Limitations and future directions

Some limitations need to be taken into account. As for most of the studies in fibromyalgia, our results are limited to women. This is a limitation insofar that we do not know if the findings extend to men. Nevertheless, as a first study, we limited the sample to women to enhance homogeneity, taking into account that the prevalence is considerably larger in women (3.98%, for women vs. 0.01% for men) [1]. Furthermore, participants over 50 years old were excluded to ease task-training, in spite of representativity of elderly patients where the prevalence of fibromyalgia is high [86]. Another limitation pertaining our sample is the presence of physical and mental health comorbidities in the fibromyalgia group with some patients being medicated with drugs that affect central nervous system such as antidepressants. Nevertheless, we required participants to have a stable dose of their medication and to avoid rescue doses 24 h before the brain scan. Although the medication and the mental health disorders could affect the task performance and brain activity, mental comorbidities are highly prevalent among patients with fibromyalgia, which make our findings more generalizable [3, 87], exempting for those using opioids since they were excluded from the study. Furthermore, we performed analyses to control for depression and anxiety.
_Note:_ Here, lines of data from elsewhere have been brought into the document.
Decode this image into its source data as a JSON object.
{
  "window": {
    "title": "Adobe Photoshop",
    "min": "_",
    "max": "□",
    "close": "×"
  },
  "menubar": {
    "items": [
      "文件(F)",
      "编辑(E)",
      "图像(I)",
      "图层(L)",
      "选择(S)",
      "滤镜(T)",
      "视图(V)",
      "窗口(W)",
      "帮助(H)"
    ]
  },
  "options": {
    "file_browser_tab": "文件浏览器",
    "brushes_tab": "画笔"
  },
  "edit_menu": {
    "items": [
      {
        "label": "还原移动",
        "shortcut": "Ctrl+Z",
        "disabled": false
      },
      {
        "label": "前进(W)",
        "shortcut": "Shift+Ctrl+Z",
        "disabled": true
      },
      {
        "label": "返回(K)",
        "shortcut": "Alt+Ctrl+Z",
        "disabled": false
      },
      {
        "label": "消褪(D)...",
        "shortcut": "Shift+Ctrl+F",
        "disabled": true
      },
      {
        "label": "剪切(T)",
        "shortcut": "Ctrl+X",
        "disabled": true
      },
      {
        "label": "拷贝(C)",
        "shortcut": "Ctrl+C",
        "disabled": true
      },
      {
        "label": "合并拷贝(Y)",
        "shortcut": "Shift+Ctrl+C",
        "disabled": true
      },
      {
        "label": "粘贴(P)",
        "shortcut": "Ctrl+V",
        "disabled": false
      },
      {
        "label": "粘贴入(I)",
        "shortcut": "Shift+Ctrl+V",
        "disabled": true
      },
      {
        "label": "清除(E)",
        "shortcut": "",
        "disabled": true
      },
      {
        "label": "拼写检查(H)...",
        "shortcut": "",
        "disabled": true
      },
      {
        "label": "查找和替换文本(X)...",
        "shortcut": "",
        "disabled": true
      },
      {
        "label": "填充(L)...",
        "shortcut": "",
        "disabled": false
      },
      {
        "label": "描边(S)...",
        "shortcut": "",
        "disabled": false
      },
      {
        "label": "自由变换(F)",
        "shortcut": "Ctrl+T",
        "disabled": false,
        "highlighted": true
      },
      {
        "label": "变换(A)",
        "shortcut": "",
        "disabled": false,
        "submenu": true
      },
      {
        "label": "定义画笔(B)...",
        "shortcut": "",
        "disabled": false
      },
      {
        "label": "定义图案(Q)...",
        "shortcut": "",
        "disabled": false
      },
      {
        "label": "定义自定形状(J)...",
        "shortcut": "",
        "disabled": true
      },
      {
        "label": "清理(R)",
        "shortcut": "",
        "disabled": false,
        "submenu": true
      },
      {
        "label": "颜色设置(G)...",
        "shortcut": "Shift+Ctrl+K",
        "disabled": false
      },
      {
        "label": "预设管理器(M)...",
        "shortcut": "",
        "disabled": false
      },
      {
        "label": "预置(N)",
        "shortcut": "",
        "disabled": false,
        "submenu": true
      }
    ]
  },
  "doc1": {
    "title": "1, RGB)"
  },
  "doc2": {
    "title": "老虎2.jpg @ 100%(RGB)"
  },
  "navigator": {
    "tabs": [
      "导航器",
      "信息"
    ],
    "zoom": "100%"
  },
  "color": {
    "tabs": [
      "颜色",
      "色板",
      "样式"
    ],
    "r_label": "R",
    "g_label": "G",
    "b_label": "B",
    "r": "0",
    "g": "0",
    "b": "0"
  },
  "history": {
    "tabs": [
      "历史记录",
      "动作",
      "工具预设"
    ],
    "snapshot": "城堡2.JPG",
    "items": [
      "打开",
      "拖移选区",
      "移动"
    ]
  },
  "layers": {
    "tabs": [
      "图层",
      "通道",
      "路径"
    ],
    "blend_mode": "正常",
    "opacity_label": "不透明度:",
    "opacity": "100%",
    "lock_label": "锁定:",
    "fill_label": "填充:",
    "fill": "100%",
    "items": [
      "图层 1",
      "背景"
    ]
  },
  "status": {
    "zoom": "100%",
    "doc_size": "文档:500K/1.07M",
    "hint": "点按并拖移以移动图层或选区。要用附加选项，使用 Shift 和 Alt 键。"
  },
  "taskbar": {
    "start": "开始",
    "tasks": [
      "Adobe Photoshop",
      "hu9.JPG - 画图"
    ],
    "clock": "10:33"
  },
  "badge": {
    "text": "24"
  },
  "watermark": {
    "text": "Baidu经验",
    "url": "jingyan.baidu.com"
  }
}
An important limitation is the lack of effects of condition in the behavioral and the ANCOVA 3 × 2 analyses (condition [reappraise, suppress, attend] x group) in the fMRI analysis. This task has been successfully applied without the suppress condition in a Dutch sample of people with remitted depression [64]. One possible explanation for the lack of clear differences could be that it may have been difficult for our sample to follow the three different regulation instructions (even after training them), as it is suggested by a study using a similar task in a Mexican sample where differences in the effect size of cognitive reappraisal were found according to the procedures to instructing participants [88]. Another possibility is that it may be more difficult for people with fibromyalgia to adequately perform the different emotion regulation strategies than for people with remitted depression. Furthermore, our fMRI results must be taken cautiously, especially the whole-brain activation analysis, since the multiple comparison correction approach was relatively liberal (p < 0.05 FDR). In regard to the FC analysis, an additional correction to account for the number of seeds was applied. Finally, our interpretations concerning pain intensity were conceived based on the behavioral results of the task. However, to assess how emotion regulation affects the neural underpinnings of pain, tasks that include painful stimuli along with emotional ones should be applied.

Conclusions

Taken together, our findings suggest that difficulties in emotion processing and regulation in fibromyalgia are related to alterations in activation of lateral occipital cortex, and in FC of the pACC, a central hub for emotion and pain processing, to other important emotion processing and regulation areas. These alterations might imply that a stronger involvement of regions associated with pain modulation is needed to process emotional stimuli (including valence and pain) in fibromyalgia. As standardized treatment and pharmacotherapy in fibromyalgia are often unsuccessful [89], psychotherapeutic strategies are being used more frequently to treat pain as well as the emotional difficulties and psychiatric comorbidities. Some of these therapies emphasize emotional awareness and regulation [15, 90, 91]. Other therapeutic strategies include neuromodulation techniques [92, 93]. Longitudinal studies are needed to better understand the neural mechanisms of improvement with those therapies. The findings of the current study highlight some of the brain structures for which activation or connectivity might change after treatment.